In November 2022, such requirements were already in train in the E.U. under the bloc-wide Markets in Crypto-assets Regulation (MiCA). By the time the FTX saga unfolded, the ink was dry. Any subsequent MiCA updates are just part of the long administrative process that precedes the publication and application of E.U. rules.
That is why Brussels policymakers spent the past year telling each other and the rest of the world their incoming rulebook would have prevented an FTX-style collapse. For the most part, this is true. Also, it has to be – the part of MiCA which safeguards exchanges will not be reviewed for another five years or so, and it cannot be seen as already out of date.
Those following MiCA closely would know that there is a still ongoing process of writing supplementary “technical rules.” If it were a national process, this would be the difference between the law itself and the implementing technicalities coming from the regulator.
FTX politicized this process in the EU. It was Europe’s last chance to make sure the screws are tightened as much as possible. But the technical rules cannot go outside of the parameters already set in the top-level law. We are almost at the end of the rule-writing, and not much of what has come out of the last year has been unexpected or, dare I say, draconian.
On the subject of properly splitting up assets and activities, there is an outstanding question how much is enough. Especially when one company is an exchange, has its native token, and offers lending. This remains a debate at international level – where the SEC coordinates and seeks to influence other market coordinators.
This question will not stand before the EU for the next few years, but it may come back and it may also reverberate around the world.
The lessons we didn’t learn
The biggest disagreement FTX left behind is also the most basic one. What is the crypto-asset market is good for, what value does it bring to society given it clearly brings some risks.
While we may brush it away and say it is not up to regulators to pre-determine market innovation so long as it’s safe, we must recognise that writing and implementing the safety rules is a massive effort.

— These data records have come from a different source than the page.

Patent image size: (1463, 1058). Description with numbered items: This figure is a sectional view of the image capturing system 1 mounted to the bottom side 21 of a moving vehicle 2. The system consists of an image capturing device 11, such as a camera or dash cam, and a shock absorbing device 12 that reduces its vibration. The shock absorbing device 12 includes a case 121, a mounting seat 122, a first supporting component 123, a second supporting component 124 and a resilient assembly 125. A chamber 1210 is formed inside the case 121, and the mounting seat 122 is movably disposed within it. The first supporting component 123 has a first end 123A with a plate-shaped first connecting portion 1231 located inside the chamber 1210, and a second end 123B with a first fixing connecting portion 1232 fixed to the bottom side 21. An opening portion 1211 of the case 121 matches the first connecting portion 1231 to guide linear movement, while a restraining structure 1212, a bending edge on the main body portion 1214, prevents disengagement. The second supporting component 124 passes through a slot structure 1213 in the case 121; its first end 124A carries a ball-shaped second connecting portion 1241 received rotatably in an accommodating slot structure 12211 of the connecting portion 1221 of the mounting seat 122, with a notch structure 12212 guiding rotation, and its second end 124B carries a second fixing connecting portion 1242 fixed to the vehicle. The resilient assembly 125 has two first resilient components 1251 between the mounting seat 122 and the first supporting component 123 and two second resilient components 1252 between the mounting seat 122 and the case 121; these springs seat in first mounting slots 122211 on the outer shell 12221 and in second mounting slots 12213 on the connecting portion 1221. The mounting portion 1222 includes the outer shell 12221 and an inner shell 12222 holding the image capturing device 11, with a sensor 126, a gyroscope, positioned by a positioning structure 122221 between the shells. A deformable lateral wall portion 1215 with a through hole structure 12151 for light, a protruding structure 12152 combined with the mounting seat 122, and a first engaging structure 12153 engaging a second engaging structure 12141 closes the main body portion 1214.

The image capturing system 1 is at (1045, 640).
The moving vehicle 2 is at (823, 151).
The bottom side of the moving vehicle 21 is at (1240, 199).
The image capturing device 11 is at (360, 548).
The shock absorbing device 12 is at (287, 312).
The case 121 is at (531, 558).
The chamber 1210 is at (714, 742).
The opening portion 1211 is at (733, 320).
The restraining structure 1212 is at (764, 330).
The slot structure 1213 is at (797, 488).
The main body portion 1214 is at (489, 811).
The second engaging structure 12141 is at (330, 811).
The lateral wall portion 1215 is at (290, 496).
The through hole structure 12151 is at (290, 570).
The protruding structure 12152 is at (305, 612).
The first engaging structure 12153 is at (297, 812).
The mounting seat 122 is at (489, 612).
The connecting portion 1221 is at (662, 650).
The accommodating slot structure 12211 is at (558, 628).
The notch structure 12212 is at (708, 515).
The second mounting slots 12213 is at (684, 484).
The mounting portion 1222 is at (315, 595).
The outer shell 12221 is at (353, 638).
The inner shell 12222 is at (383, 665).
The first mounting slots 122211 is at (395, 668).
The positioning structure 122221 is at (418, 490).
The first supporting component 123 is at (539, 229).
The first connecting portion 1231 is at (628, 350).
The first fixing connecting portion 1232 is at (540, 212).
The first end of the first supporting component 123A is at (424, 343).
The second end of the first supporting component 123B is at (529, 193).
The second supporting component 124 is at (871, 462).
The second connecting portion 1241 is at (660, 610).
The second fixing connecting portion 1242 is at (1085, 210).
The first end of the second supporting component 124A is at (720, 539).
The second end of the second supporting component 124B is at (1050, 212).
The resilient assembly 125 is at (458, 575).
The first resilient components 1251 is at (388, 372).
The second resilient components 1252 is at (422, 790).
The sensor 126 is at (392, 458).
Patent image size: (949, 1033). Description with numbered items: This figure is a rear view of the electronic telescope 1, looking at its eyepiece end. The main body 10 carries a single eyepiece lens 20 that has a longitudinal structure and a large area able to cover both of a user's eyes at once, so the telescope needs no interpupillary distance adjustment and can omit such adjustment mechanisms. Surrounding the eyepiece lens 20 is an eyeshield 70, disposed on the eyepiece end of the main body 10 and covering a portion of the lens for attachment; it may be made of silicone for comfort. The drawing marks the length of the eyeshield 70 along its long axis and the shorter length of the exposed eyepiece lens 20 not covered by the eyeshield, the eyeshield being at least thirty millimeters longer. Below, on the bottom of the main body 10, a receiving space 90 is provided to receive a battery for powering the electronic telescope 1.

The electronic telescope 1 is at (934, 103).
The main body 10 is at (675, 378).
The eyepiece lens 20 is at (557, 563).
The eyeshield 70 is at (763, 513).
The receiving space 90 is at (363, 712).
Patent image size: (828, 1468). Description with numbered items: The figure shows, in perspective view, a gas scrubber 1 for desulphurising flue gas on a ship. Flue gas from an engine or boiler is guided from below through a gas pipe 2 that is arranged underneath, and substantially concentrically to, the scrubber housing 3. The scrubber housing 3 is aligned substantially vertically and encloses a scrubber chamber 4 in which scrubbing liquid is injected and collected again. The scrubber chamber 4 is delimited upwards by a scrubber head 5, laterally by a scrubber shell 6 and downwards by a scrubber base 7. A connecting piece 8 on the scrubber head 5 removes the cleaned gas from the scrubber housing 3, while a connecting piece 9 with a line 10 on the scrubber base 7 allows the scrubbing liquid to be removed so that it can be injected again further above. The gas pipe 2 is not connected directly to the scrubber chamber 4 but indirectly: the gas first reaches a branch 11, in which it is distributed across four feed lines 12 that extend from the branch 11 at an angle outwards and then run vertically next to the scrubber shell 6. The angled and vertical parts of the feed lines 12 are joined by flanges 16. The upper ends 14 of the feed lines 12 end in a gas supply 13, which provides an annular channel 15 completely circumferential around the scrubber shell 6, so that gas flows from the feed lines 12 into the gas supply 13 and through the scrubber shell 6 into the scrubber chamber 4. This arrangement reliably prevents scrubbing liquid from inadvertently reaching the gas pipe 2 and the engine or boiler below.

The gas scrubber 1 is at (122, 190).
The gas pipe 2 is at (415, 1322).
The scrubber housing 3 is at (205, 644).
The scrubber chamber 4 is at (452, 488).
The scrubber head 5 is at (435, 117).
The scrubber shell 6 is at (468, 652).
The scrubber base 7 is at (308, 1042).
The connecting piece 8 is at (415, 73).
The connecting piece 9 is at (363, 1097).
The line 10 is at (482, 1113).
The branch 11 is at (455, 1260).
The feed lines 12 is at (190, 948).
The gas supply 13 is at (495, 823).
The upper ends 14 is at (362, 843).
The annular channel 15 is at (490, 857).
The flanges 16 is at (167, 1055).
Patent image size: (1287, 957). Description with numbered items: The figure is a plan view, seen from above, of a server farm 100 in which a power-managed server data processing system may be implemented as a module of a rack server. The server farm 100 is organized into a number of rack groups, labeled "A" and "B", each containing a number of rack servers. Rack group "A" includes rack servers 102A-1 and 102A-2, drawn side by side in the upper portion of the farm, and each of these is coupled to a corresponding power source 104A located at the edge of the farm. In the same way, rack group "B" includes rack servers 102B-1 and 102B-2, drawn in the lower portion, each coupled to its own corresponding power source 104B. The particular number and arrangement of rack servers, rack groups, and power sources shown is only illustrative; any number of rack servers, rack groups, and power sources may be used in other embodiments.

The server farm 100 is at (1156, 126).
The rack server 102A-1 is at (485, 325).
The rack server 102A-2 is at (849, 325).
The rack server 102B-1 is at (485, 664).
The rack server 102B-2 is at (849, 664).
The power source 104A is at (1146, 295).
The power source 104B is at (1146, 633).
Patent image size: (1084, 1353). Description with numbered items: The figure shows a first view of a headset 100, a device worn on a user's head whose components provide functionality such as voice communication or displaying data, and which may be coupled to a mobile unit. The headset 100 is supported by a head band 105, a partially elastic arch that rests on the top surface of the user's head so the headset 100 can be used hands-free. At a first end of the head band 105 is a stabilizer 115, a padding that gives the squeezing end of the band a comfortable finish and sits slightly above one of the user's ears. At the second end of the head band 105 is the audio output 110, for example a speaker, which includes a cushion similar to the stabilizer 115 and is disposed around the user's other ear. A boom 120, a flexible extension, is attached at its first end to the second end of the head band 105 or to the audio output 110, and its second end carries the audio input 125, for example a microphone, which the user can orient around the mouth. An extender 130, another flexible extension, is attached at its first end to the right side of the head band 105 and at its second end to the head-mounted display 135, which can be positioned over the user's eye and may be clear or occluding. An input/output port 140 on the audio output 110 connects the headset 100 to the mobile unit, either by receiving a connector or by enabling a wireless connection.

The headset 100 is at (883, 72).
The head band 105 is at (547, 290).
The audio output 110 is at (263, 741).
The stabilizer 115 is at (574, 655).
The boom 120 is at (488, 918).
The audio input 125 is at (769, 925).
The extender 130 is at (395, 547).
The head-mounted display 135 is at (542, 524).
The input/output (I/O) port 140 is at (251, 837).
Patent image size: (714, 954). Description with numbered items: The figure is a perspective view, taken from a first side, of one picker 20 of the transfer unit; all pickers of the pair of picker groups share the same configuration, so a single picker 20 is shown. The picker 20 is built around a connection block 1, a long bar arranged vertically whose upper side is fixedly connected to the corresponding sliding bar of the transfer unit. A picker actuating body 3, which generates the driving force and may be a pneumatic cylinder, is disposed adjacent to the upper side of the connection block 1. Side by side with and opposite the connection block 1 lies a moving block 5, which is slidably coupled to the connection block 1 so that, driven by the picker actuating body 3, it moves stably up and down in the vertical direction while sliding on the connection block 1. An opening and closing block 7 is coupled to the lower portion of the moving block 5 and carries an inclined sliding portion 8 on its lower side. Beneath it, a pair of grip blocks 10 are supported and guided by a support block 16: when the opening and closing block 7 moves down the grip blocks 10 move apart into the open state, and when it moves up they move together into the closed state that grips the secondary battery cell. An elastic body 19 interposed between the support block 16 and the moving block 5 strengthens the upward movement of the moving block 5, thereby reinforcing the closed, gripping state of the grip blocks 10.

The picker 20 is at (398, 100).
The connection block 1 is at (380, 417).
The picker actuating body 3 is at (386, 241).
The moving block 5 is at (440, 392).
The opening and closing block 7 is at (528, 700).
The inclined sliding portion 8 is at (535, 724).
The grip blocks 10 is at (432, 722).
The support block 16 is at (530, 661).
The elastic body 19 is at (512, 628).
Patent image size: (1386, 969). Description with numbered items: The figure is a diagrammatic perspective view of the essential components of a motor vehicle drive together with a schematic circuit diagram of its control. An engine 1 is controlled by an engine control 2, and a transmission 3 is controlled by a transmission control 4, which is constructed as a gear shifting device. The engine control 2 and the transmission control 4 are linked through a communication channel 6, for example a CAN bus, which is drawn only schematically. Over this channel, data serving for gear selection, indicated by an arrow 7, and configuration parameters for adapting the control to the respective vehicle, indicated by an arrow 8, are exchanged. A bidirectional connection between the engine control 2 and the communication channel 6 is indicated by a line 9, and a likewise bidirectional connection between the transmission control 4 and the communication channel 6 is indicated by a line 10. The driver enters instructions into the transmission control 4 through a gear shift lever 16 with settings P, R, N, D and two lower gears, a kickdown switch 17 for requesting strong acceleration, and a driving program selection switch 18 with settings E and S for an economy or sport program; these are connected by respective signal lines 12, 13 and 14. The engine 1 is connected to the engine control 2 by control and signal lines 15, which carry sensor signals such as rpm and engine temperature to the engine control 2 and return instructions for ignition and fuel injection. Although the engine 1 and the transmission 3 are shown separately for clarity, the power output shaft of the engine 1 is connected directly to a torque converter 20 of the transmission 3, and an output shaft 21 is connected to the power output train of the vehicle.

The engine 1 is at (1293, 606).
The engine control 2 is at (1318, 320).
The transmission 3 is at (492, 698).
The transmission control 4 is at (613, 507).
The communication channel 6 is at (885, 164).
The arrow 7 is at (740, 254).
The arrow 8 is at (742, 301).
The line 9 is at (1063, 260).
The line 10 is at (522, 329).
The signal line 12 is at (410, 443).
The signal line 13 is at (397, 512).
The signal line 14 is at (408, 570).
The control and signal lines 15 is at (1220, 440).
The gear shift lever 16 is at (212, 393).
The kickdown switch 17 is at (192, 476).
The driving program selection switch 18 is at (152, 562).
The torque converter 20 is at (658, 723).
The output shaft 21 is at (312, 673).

The industry should not hide behind the narrative that regulators lack knowledge. This is no longer the case for many authorities around the world. However, if we don’t want to default to risk-aversion, taking a chance on an industry needs to be politically justified. Therefore, answering the value-to-society question matters.
There are many industry answers to this question but they usually come back to disintermediation and decentralization. This is the promise of blockchain in various shapes and forms.
To regulators, however, these words translate to avoiding responsibility and preserving anonymity. Soon, they will also translate to inability to detect a carbon footprint. Even though EU authorities have a clear agenda to limit the natural monopolies of Web2, a decentralized Web3 is not being discussed as the answer in the corridors of power. The cost of having an anonymous (or pseudonymous) and un-regulatable DeFi ecosystem is too high.
If the industry is to move away from this polemic, perhaps non-custodial services and anonymous services need not be coupled together. This choice goes to the heart of why crypto was invented, and many may disagree.
Yet, crypto advocates will have a much easier time explaining how the technology that allows users to own their funds and their data is not the same technology that allows money laundering and terrorism financing.